Les festivités de fin d’année approchant, la question du foie gras revient sur le tapis, sur la nappe plutôt. Toujours avec les mêmes sons de cloche, sauf que, cette année, si l’on prend pour maître étalon l’émission d’Isabelle Giordano Service public (France Inter, lundi 17 novembre) en la comparant avec celle de l’an dernier sur le même thème, on note une très légère différence. Cette fois, Mme Giordano s’est abstenue de tout commentaire déplaisant à l’adresse des anti-gavage, représentés par Sébastien Arsac. On avait consenti en effet à sa présence : conscience professionnelle irréprochable, ou pressentiment que son absence allait être mal vécue par certains auditeurs ? Isabelle Giordano ne s’est en tout cas pas privée de faire savoir que ces derniers, si l’on en croyait leurs coups de fil ou leurs courriels, n’étaient pas à la veille de se priver de ce plaisir exquis qui consiste à dévorer le foie d’une bête martyrisée. Et toc.
Comme d’habitude, on a parlé de « gastronomie », de « tradition », qui sont d’autres mots pour « torture », mais des mots beaucoup plus jolis, qui n’ont pas l’inconvénient de sentir le sang, le vomi et la merde comme dans les abattoirs ou les salles de gavage.
On était bien près de voir la vie en rose devant les témoignages des petits veinards qui avaient assisté à des séances de gavage idylliques. C’est tout juste si les canards n’en redemandaient pas, ne remerciaient pas les gaveurs pour un si copieux repas. On était au paradis de l’oie gavée. Au nirvana du canard cirrhosé. Où va donc se nicher le déni ?
Entre les non-dits et les mensonges, on avait le choix. Entre les témoignages sincères des naïfs qui se laissent (avec quelle docilité !) abuser par des vitrines correspondant à l’idéal campagnard tel qu’on le cultive ici, en France, et les déclarations patelines des producteurs qui n’en pouvaient plus d’amour pour leurs bêtes, on échappait à toute tentation anxiogène. Donc, on peut en manger ? Ca ne leur fait même pas mal ? Et la majorité de nos contemporains, trop bien (et très mal) nourris, de se sentir tout à coup délivrés d’un terrible soupçon. On ne sait jamais bien que ce que l’on veut bien savoir. La plupart des consommateurs, et c’est là le drame, ne veulent pas savoir… Trop compliqué. Les fables selon lesquelles tout est pour le mieux dans le meilleur des mondes possibles font des best-sellers. On n’aime pas les Cassandre, ceux et celles qui mettent le doigt là où ça fait mal, et désignent sans la moindre complaisance les tares et les abcès de notre belle civilisation.

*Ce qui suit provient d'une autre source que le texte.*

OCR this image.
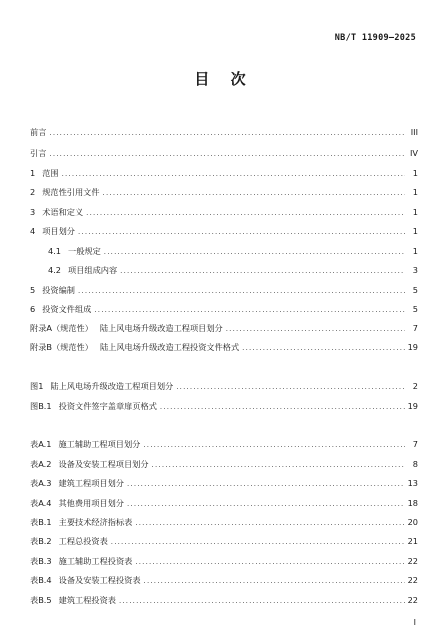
NB/T 11909—2025
目 次
前言 .....	III
引言 .....	IV
1 范围 .....	1
2 规范性引用文件 .....	1
3 术语和定义 .....	1
4 项目划分 .....	1
4.1 一般规定 .....	1
4.2 项目组成内容 .....	3
5 投资编制 .....	5
6 投资文件组成 .....	5
附录A（规范性） 陆上风电场升级改造工程项目划分 .....	7
附录B（规范性） 陆上风电场升级改造工程投资文件格式 .....	19
图1 陆上风电场升级改造工程项目划分 .....	2
图B.1 投资文件签字盖章扉页格式 .....	19
表A.1 施工辅助工程项目划分 .....	7
表A.2 设备及安装工程项目划分 .....	8
表A.3 建筑工程项目划分 .....	13
表A.4 其他费用项目划分 .....	18
表B.1 主要技术经济指标表 .....	20
表B.2 工程总投资表 .....	21
表B.3 施工辅助工程投资表 .....	22
表B.4 设备及安装工程投资表 .....	22
表B.5 建筑工程投资表 .....	22
I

Et cette femme labellisée sud-ouest, avec un accent à couper à la hache, qui prétendait se soucier tellement de la souffrance des bêtes qu’elle mange, tout en ajoutant sans rire qu’égorger un agneau (à condition cependant qu’il ne soit « pas trop gros », ouf !), étouffer un pigeon ou saigner une poule ne lui fait pas peur… Qui est-elle exactement ? Comment fonctionne son cerveau ? Voilà une dissection qui serait fort intéressante à réaliser. Car tout de même, tuer une bête, comme tuer n’importe qui d’ailleurs, est un acte d’une violence inouïe, qu’on le veuille ou non. Il y a des gens étranges.
J’attends avec impatience l’émission sur le foie gras de l’année prochaine. On verra si on a évolué. Il ne faut pas trop rêver cependant. Les foules continueront vaille que vaille à se livrer à la facilité. Du foie gras pas cher, tant qu’on en trouvera, on en mangera. Tout ce que nous sommes pour l’instant en mesure de faire, nous les anti, c’est d’instiller peu à peu un diffus sentiment de gêne, un doute inconfortable : et si nous avions raison ? Et peut-être alors enfin le foie gras aura-t-il un goût de plus en plus amer pour finir par devenir carrément indigeste.